僕等は彷徨う、愛を求めて。Ⅰ
大雅は爽やかな笑みをたたえ、何か言葉をかけると有須と並んで去って行く。
ふーん……。
背が高く、割とがっしりとした体形の大雅に、小柄で愛らしい有須。俺はふつうにお似合いだと感じていた。

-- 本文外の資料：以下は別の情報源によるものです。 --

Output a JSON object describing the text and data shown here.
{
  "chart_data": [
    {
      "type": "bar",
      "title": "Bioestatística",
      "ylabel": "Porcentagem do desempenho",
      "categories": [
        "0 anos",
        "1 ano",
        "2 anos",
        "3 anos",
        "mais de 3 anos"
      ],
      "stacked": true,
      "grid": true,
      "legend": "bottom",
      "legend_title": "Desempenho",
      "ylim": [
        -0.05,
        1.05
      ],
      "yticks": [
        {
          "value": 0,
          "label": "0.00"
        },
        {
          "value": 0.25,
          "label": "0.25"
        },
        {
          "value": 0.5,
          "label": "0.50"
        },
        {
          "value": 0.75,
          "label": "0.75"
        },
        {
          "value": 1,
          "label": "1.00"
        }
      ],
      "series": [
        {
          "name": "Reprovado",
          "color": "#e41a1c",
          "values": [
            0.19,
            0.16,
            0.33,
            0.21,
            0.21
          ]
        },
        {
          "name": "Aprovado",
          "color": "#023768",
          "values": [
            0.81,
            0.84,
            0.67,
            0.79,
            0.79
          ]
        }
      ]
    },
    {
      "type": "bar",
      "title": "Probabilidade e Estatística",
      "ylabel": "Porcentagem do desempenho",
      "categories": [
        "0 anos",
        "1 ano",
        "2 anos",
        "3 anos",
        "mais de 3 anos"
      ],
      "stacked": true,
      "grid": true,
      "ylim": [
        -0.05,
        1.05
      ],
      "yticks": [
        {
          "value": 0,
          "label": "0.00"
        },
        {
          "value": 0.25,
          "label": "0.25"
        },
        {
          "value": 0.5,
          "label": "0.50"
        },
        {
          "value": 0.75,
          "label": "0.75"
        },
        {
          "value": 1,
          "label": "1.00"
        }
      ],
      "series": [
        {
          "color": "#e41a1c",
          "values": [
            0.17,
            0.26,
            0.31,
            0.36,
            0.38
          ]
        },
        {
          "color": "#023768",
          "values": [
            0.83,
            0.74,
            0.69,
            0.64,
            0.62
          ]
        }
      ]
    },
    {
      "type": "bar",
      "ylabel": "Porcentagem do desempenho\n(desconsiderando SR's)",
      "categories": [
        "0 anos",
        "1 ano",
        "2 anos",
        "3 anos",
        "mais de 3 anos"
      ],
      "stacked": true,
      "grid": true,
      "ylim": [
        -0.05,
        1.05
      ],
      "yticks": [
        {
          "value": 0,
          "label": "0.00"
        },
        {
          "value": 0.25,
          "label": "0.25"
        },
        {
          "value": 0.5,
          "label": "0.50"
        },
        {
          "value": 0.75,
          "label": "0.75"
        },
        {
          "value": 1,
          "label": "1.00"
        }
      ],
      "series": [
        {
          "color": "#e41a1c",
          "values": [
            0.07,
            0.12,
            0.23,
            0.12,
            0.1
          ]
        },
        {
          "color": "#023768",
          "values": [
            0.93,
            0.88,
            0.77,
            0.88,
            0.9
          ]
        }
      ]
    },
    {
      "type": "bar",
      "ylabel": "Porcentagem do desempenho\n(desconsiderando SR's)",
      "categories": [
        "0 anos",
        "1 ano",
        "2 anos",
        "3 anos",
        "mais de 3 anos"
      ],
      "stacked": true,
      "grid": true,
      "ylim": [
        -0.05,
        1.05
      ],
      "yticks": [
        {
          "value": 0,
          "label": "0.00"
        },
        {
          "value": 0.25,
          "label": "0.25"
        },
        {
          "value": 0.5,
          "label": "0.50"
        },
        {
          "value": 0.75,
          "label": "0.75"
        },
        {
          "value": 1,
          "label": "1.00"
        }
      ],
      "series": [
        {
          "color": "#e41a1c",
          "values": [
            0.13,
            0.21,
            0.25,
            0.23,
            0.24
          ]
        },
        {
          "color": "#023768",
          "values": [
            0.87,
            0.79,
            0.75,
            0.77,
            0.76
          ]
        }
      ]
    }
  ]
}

それに、あの視線。彗と会話する有須を見てた目は、まあまあ嫉妬を含んでいたと思う。
「ふっふ〜! 帰ってきたら、根掘り葉掘り聞いちゃお〜っと」
「……お腹空いた」
「お前はそればっかだな!」
有須を見届けてから、俺らも帰ることにした。
凪と口喧嘩しながら、たまに天然な彗に突っ込む。
本当に平凡で、穏やかな日々。
学校に行って、授業を受けて。くだらない会話をして笑ったり怒ったり呆れたりして、学校が終わればマンションに帰ってまた騒ぐ。
それが、当たり前な日々だった。当たり前だと、思うようになっていたんだ。
だけどまだ俺たちは気付かない。
おだやかな日々の裏側で、じわじわと暗闇が拡がってきていることに。
目先の温かさに溺れて、気付くことができなかったんだ。